The Invoke Smart Speaker Brings Microsoft’s Cortana AI to Your Living Room
IF THE FUTURE of computing really does look like Her, and everyone will soon be talking to their devices and falling in love with the soothing voices in their ears, Microsoft is sitting pretty. Or at least, it ought to be: Its Cortana virtual assistant already integrates seamlessly into Windows 10, works on iOS and Android, and will start showing up in cars soon. It’s good for work, good for play, even has a cool name. Yet Cortana gets left out of the voice assistant in-crowd, because it’s missing one key thing: a smart speaker like the Google Home or Amazon Echo. Those in-home devices have become the first place most people use these assistants, and Microsoft just doesn’t have one. Until now.
The new Invoke speaker, made by Harman Kardon, is more or less a direct copy of the Amazon Echo—a tall, cylindrical speaker with a blue light at the top that glows when the speaker is listening to you. It can control some of your smart-home devices, set reminders, name the members of One Direction (RIP), and many other things Echo or Home can also do. So far, the Invoke appears to have exactly one unique feature: It can make and receive calls with Skype. OK, so it’s like an Echo plus a speakerphone. Except, wait, the Echo and Home will do that soon too.
The Invoke is very much a me-too device, but that’s precisely the point. Whenever Apple launches its Siri Speaker, it’ll probably do all the same things too. Harman’s making a big deal out of the Invoke’s sound quality—three tweeters! 360-degree sound!—and its Dalek-like design, because those are the ways it can convince people to buy this device instead of an Echo. These companies can compete on sound quality and design and the intense awkwardness of their respective wake-words, but none of these speakers will ever be meaningfully better or more exciting than the others. Smart speakers are quickly becoming tablestakes gadgets, the way for all these companies to assert control over your entire voice-enabled life.

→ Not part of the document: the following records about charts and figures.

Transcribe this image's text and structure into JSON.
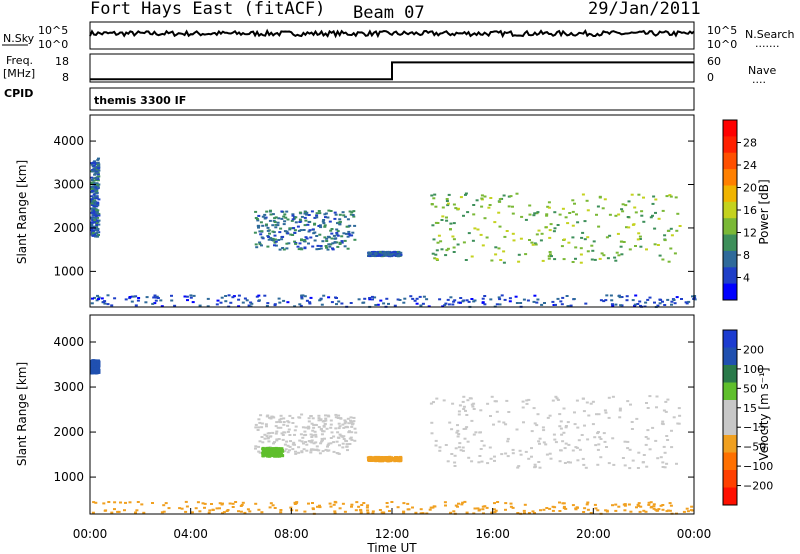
{
  "header": {
    "station": "Fort Hays East (fitACF)",
    "beam": "Beam 07",
    "date": "29/Jan/2011"
  },
  "left_labels": {
    "nsky": "N.Sky",
    "freq": "Freq.",
    "freq_unit": "[MHz]",
    "cpid": "CPID"
  },
  "right_labels": {
    "nsearch": "N.Search",
    "nsearch_dots": "·······",
    "nave": "Nave",
    "nave_dots": "····"
  },
  "noise_axis": {
    "top_label": "10^5",
    "bottom_label": "10^0"
  },
  "freq_axis": {
    "ticks": [
      "18",
      "8"
    ]
  },
  "nave_axis": {
    "ticks": [
      "60",
      "0"
    ]
  },
  "cpid_text": "themis 3300 IF",
  "colors": {
    "power": [
      "#0000ff",
      "#1f3fc8",
      "#2f6a9a",
      "#3d8f5a",
      "#7ab836",
      "#c4d21e",
      "#f0b400",
      "#ff8000",
      "#ff5000",
      "#ff2000",
      "#ff0000"
    ],
    "velocity": [
      "#1c3cd0",
      "#2050b0",
      "#2a7a4a",
      "#5fbf2c",
      "#c8c8c8",
      "#c8c8c8",
      "#f0a020",
      "#ff7000",
      "#ff4000",
      "#ff1000"
    ]
  },
  "chart_data": [
    {
      "type": "heatmap",
      "name": "power",
      "ylabel": "Slant Range [km]",
      "ylim": [
        180,
        4600
      ],
      "yticks": [
        "4000",
        "3000",
        "2000",
        "1000"
      ],
      "colorbar_label": "Power [dB]",
      "colorbar_ticks": [
        "28",
        "24",
        "20",
        "16",
        "12",
        "8",
        "4"
      ],
      "colorbar_range": [
        0,
        30
      ],
      "echo_regions": [
        {
          "t0": 0.0,
          "t1": 0.3,
          "r0": 1800,
          "r1": 3600,
          "value": 6
        },
        {
          "t0": 6.5,
          "t1": 10.5,
          "r0": 1500,
          "r1": 2400,
          "value": 7
        },
        {
          "t0": 11.0,
          "t1": 12.3,
          "r0": 1350,
          "r1": 1450,
          "value": 6
        },
        {
          "t0": 13.5,
          "t1": 23.4,
          "r0": 1200,
          "r1": 2800,
          "value": 12
        },
        {
          "t0": 0.0,
          "t1": 24.0,
          "r0": 180,
          "r1": 450,
          "value": 5
        }
      ]
    },
    {
      "type": "heatmap",
      "name": "velocity",
      "ylabel": "Slant Range [km]",
      "xlabel": "Time UT",
      "xticks": [
        "00:00",
        "04:00",
        "08:00",
        "12:00",
        "16:00",
        "20:00",
        "00:00"
      ],
      "xlim": [
        0,
        24
      ],
      "ylim": [
        180,
        4600
      ],
      "yticks": [
        "4000",
        "3000",
        "2000",
        "1000"
      ],
      "colorbar_label": "Velocity [m s⁻¹]",
      "colorbar_ticks": [
        "200",
        "100",
        "50",
        "15",
        "−15",
        "−50",
        "−100",
        "−200"
      ],
      "echo_regions": [
        {
          "t0": 0.0,
          "t1": 0.3,
          "r0": 3300,
          "r1": 3600,
          "value": 180
        },
        {
          "t0": 6.5,
          "t1": 10.5,
          "r0": 1500,
          "r1": 2400,
          "value": 10
        },
        {
          "t0": 6.8,
          "t1": 7.6,
          "r0": 1450,
          "r1": 1650,
          "value": 40
        },
        {
          "t0": 11.0,
          "t1": 12.3,
          "r0": 1350,
          "r1": 1450,
          "value": -30
        },
        {
          "t0": 13.5,
          "t1": 23.4,
          "r0": 1200,
          "r1": 2800,
          "value": 0
        },
        {
          "t0": 0.0,
          "t1": 24.0,
          "r0": 180,
          "r1": 450,
          "value": -40
        }
      ]
    },
    {
      "type": "line",
      "name": "frequency",
      "x": [
        0,
        12.0,
        12.0,
        24
      ],
      "y": [
        9,
        9,
        15,
        15
      ],
      "ylim": [
        8,
        18
      ]
    },
    {
      "type": "line",
      "name": "nave",
      "x": [
        0,
        12.0,
        12.0,
        24
      ],
      "y": [
        2,
        2,
        38,
        38
      ],
      "ylim": [
        0,
        60
      ]
    }
  ]
}
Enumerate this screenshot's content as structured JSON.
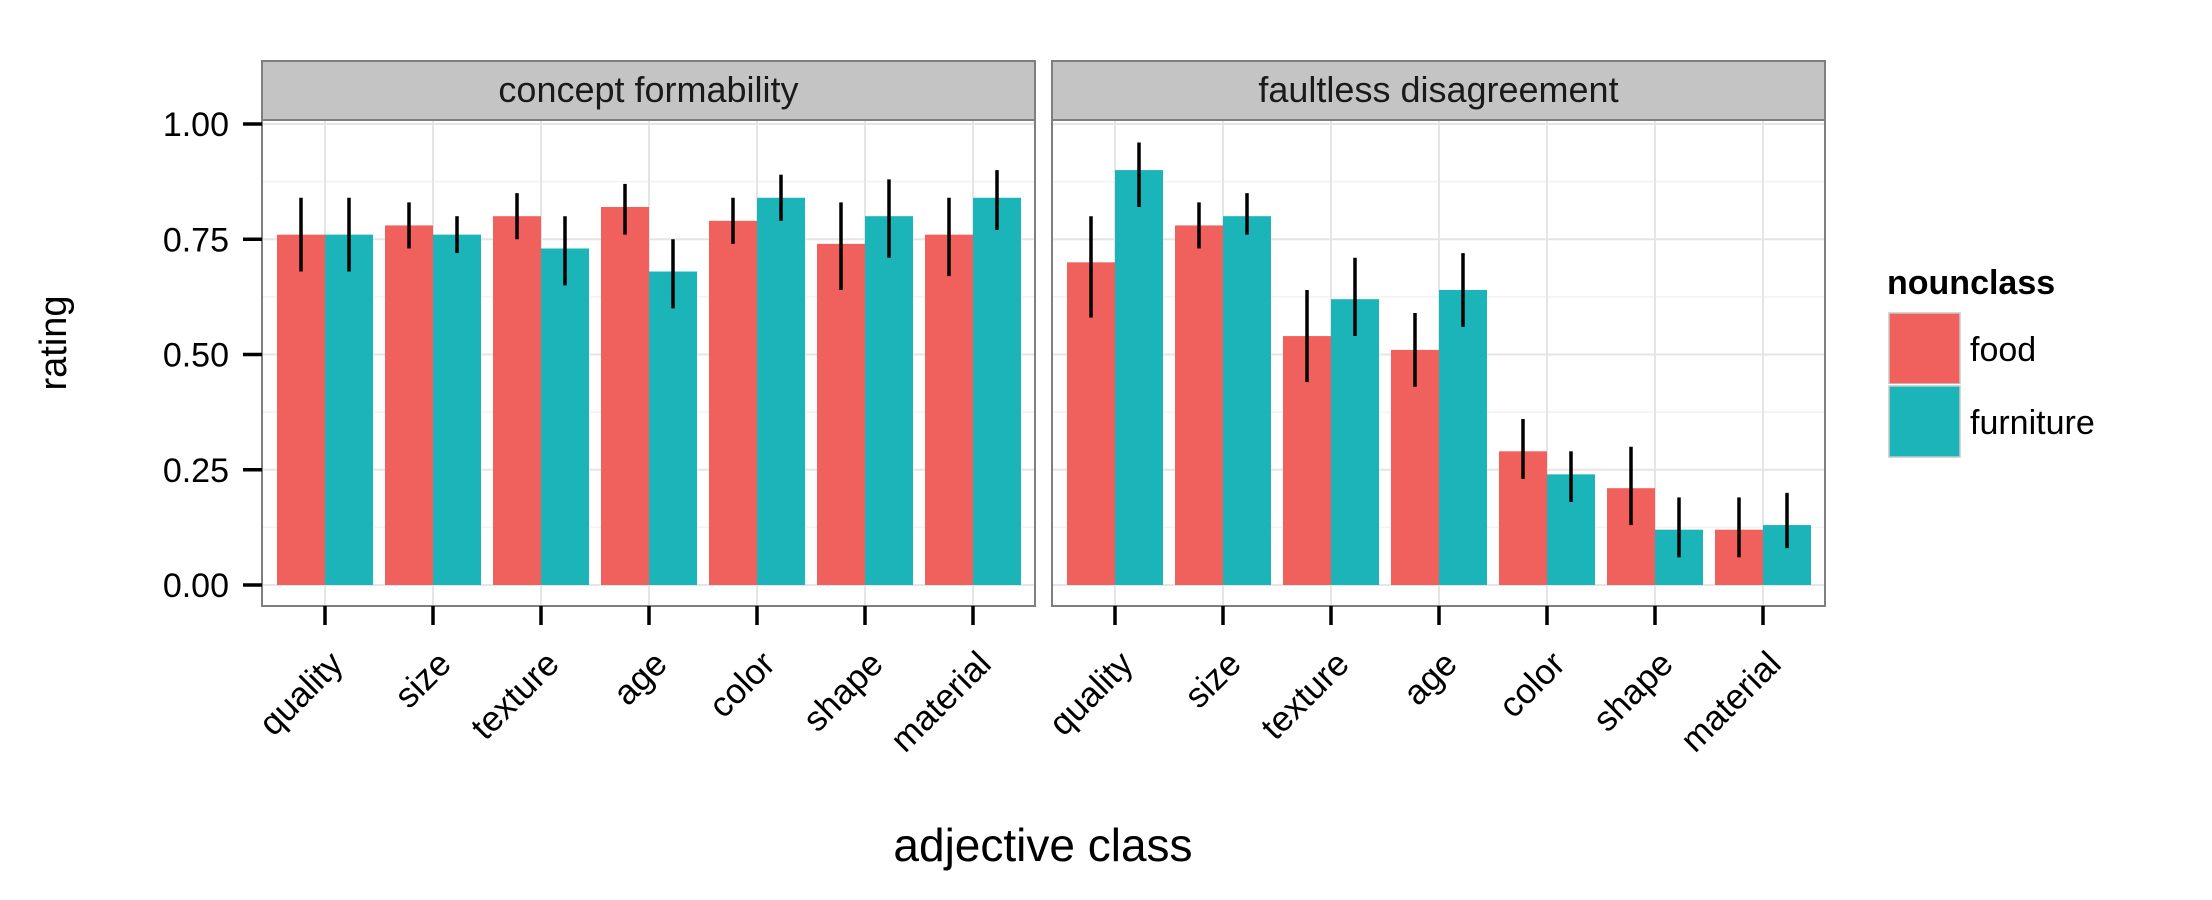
{
  "chart_data": {
    "type": "bar",
    "xlabel": "adjective class",
    "ylabel": "rating",
    "ylim": [
      0,
      1.0
    ],
    "yticks": [
      "0.00",
      "0.25",
      "0.50",
      "0.75",
      "1.00"
    ],
    "ytick_values": [
      0,
      0.25,
      0.5,
      0.75,
      1.0
    ],
    "categories": [
      "quality",
      "size",
      "texture",
      "age",
      "color",
      "shape",
      "material"
    ],
    "grid": true,
    "legend": {
      "title": "nounclass",
      "placement": "right",
      "entries": [
        "food",
        "furniture"
      ]
    },
    "colors": {
      "food": "#F0605D",
      "furniture": "#1BB4B9",
      "strip_bg": "#C4C4C4",
      "panel_bg": "#FFFFFF",
      "grid_major": "#E5E5E5",
      "grid_minor": "#F3F3F3",
      "errorbar": "#000000"
    },
    "panels": [
      {
        "strip": "concept formability",
        "series": [
          {
            "name": "food",
            "values": [
              0.76,
              0.78,
              0.8,
              0.82,
              0.79,
              0.74,
              0.76
            ],
            "err_low": [
              0.68,
              0.73,
              0.75,
              0.76,
              0.74,
              0.64,
              0.67
            ],
            "err_high": [
              0.84,
              0.83,
              0.85,
              0.87,
              0.84,
              0.83,
              0.84
            ]
          },
          {
            "name": "furniture",
            "values": [
              0.76,
              0.76,
              0.73,
              0.68,
              0.84,
              0.8,
              0.84
            ],
            "err_low": [
              0.68,
              0.72,
              0.65,
              0.6,
              0.79,
              0.71,
              0.77
            ],
            "err_high": [
              0.84,
              0.8,
              0.8,
              0.75,
              0.89,
              0.88,
              0.9
            ]
          }
        ]
      },
      {
        "strip": "faultless disagreement",
        "series": [
          {
            "name": "food",
            "values": [
              0.7,
              0.78,
              0.54,
              0.51,
              0.29,
              0.21,
              0.12
            ],
            "err_low": [
              0.58,
              0.73,
              0.44,
              0.43,
              0.23,
              0.13,
              0.06
            ],
            "err_high": [
              0.8,
              0.83,
              0.64,
              0.59,
              0.36,
              0.3,
              0.19
            ]
          },
          {
            "name": "furniture",
            "values": [
              0.9,
              0.8,
              0.62,
              0.64,
              0.24,
              0.12,
              0.13
            ],
            "err_low": [
              0.82,
              0.76,
              0.54,
              0.56,
              0.18,
              0.06,
              0.08
            ],
            "err_high": [
              0.96,
              0.85,
              0.71,
              0.72,
              0.29,
              0.19,
              0.2
            ]
          }
        ]
      }
    ]
  }
}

An in-home speaker is particularly important for Microsoft, which lost the smartphone race and thus has no way into people’s handsets other than the Cortana app that few will download and fewer will use. But on desktops, Windows has such massive market share that millions of people use Cortana by default—145 million, in fact, according to Microsoft’s latest numbers. In order to make a lasting dent in this new market, though, Microsoft needs its virtual assistant to be everywhere, including on devices people don’t just get from their IT department. With the Build conference coming up this week, Microsoft reportedly plans to open up its Cortana Skills Kit, letting developers build for its assistant. Microsoft’s whole strategy is to blanket the earth with its software, so expect more speakers soon.